Он слушал меня внимательно. Ох, как тяжело мне было говорить! На груди моей покоилась чугунная гиря, несвергаемый груз. А по сосудам беспрестанно мчалась горечь.
– Батюшка, я два раза преступил заповедь «не убий». Одного человека я застрелил, а другого заколол штыком. Может быть, я убил и больше народу, но куда пули мои летели, не знаю, в бою разобрать трудно.
Священник перекрестился и сказал, отворотясь:
– Господи, спаси и помилуй!
Как видно, война вокруг или не война, а и ему передалась моя тяжесть, и его сердце затрепетало, ощутив поблизости темную громаду душегубства…

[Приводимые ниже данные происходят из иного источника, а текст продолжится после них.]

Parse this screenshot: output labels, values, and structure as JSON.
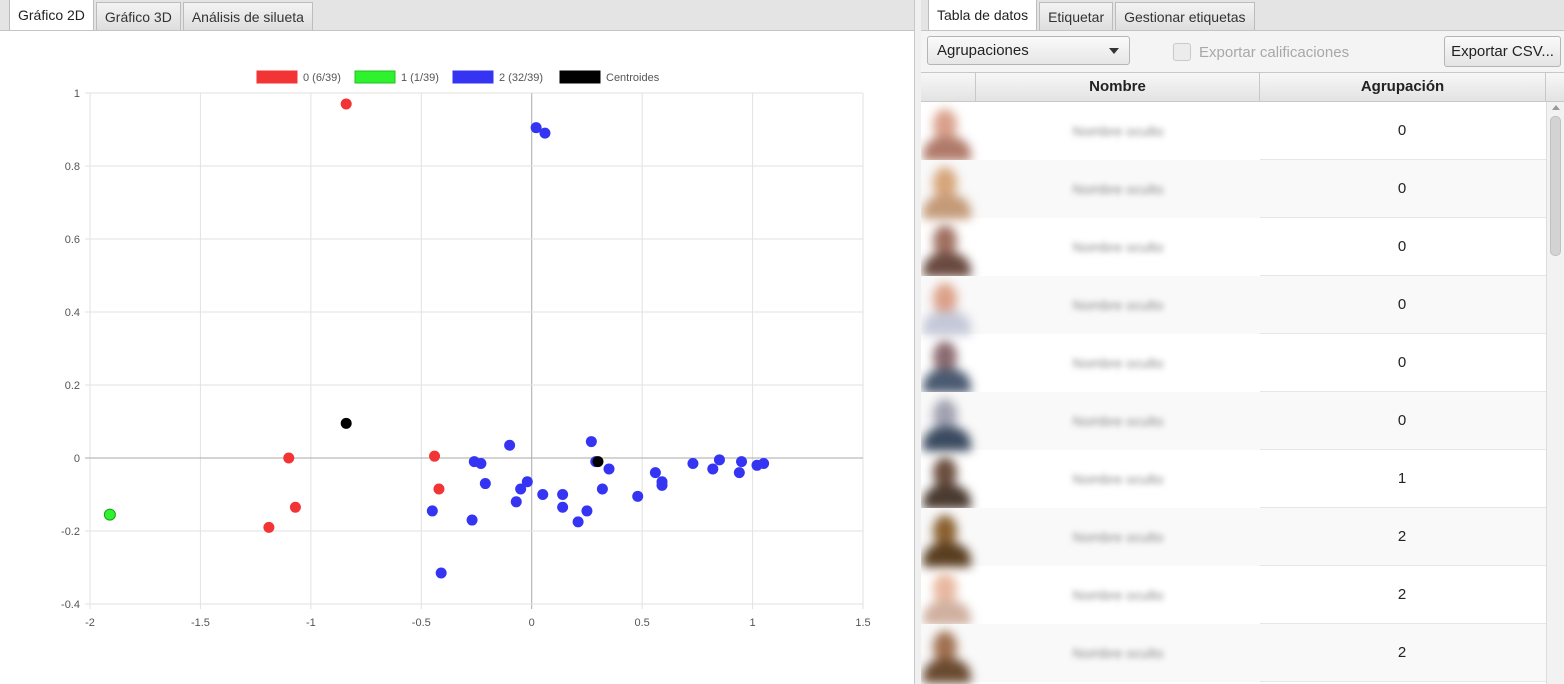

– Батюшка, я больше не могу…
Тут он перебил меня:
– Вы убили безоружных людей?
– Нет! Что вы, нет…
Я вспоминаю бой за станцию Ворожба, закаменевшее от нестерпимого зноя поле, кротовины, чертыхающегося Вайскопфа, угораздило же наступить на одну из них, редкую сухую пальбу красных с расстояния версты, звучные филиграни какой-то пичуги, пальбу погромче, заглушившую птичий голос, пот заливает лоб, пот течет за шиворот, я утираю пот, и вот они, впереди, шагах в ста от нашей цепи, как их много! какие огромные фигуры! стрелять почему-то прекращают обе стороны – и они, и мы… прямо на меня идет молодой парень в гимнастерке, шароваристых штанах не по размеру, обмотках и лаптях, наставляет на меня штык, я нажимаю на спусковой крючок не задумываясь, между нами метров семьдесят, никто больше не стрелял, он падает навзничь, я убил его… дистанция сокращается еще на десяток-другой шагов, тут они поворачивают и уходят, они бегут, кто-то из наших палит им вслед, остальные воздерживаются от этого, красные отдали нам поле, их нет, так можно и помилосердствовать… прохожу мимо убитого, из-под гимнастерки выскочил маленький серебряный крестик, лицо от пыли приобрело синеватый оттенок… иначе он бы меня…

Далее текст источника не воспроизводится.